Robert IM’ed me these today:
Joke #1: A woman has twins and gives them up for adoption. One of them goes to a family in Egypt and is named “Ahmal.” The other goes to a family in Spain; they name him “Juan.” Years later, Juan sends a picture of himself to his birth mother. Upon receiving the picture, she tells her husband that she wishes she also had a picture of Ahmal. Her husband responds, “They’re twins! If you’ve seen Juan, you’ve seen Ahmal.”
Joke #2: Two fish swim into a concrete wall. One turns to the other and says, “Dam!”
Joke #3: Mahatma Gandhi, as you know, walked barefoot most of the time, which produced an impressive set of calluses on his feet. He also ate very little, which made him rather frail and with his odd diet, he suffered from bad breath. This made him a ………super calloused fragile mystic hexed by halitosis.
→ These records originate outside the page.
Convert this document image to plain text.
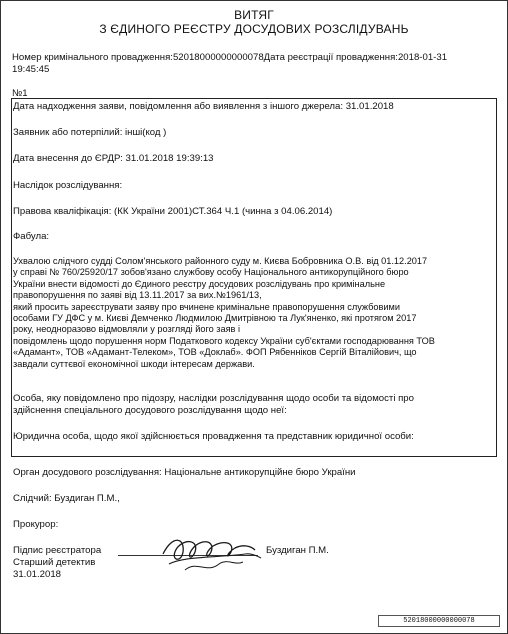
ВИТЯГ
З ЄДИНОГО РЕЄСТРУ ДОСУДОВИХ РОЗСЛІДУВАНЬ
Номер кримінального провадження:52018000000000078Дата реєстрації провадження:2018-01-31
19:45:45
№1
Дата надходження заяви, повідомлення або виявлення з іншого джерела: 31.01.2018
Заявник або потерпілий: інші(код )
Дата внесення до ЄРДР: 31.01.2018 19:39:13
Наслідок розслідування:
Правова кваліфікація: (КК України 2001)СТ.364 Ч.1 (чинна з 04.06.2014)
Фабула:
Ухвалою слідчого судді Солом'янського районного суду м. Києва Бобровника О.В. від 01.12.2017
у справі № 760/25920/17 зобов'язано службову особу Національного антикорупційного бюро
України внести відомості до Єдиного реєстру досудових розслідувань про кримінальне
правопорушення по заяві від 13.11.2017 за вих.№1961/13,
який просить зареєструвати заяву про вчинене кримінальне правопорушення службовими
особами ГУ ДФС у м. Києві Демченко Людмилою Дмитрівною та Лук'яненко, які протягом 2017
року, неодноразово відмовляли у розгляді його заяв і
повідомлень щодо порушення норм Податкового кодексу України суб'єктами господарювання ТОВ
«Адамант», ТОВ «Адамант-Телеком», ТОВ «Доклаб». ФОП Рябенніков Сергій Віталійович, що
завдали суттєвої економічної шкоди інтересам держави.
Особа, яку повідомлено про підозру, наслідки розслідування щодо особи та відомості про
здійснення спеціального досудового розслідування щодо неї:
Юридична особа, щодо якої здійснюється провадження та представник юридичної особи:
Орган досудового розслідування: Національне антикорупційне бюро України
Слідчий: Буздиган П.М.,
Прокурор:
Підпис реєстратора
Старший детектив
31.01.2018
Буздиган П.М.
52018000000000078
Joke #4: These friars were behind on their belfry payments, so they opened up a small florist shop to raise funds. Since everyone liked to buy flowers from the men of God, a rival florist across town thought the competition was unfair. He asked the good fathers to close down, but they would not. He went back and begged the friars to close. They ignored him. So, the rival florist hired Hugh MacTaggart, the smelliest beggar in town to beg outside their shop. When all the customers stayed away, they shut down, thereby proving that only Hugh can prevent florist friars.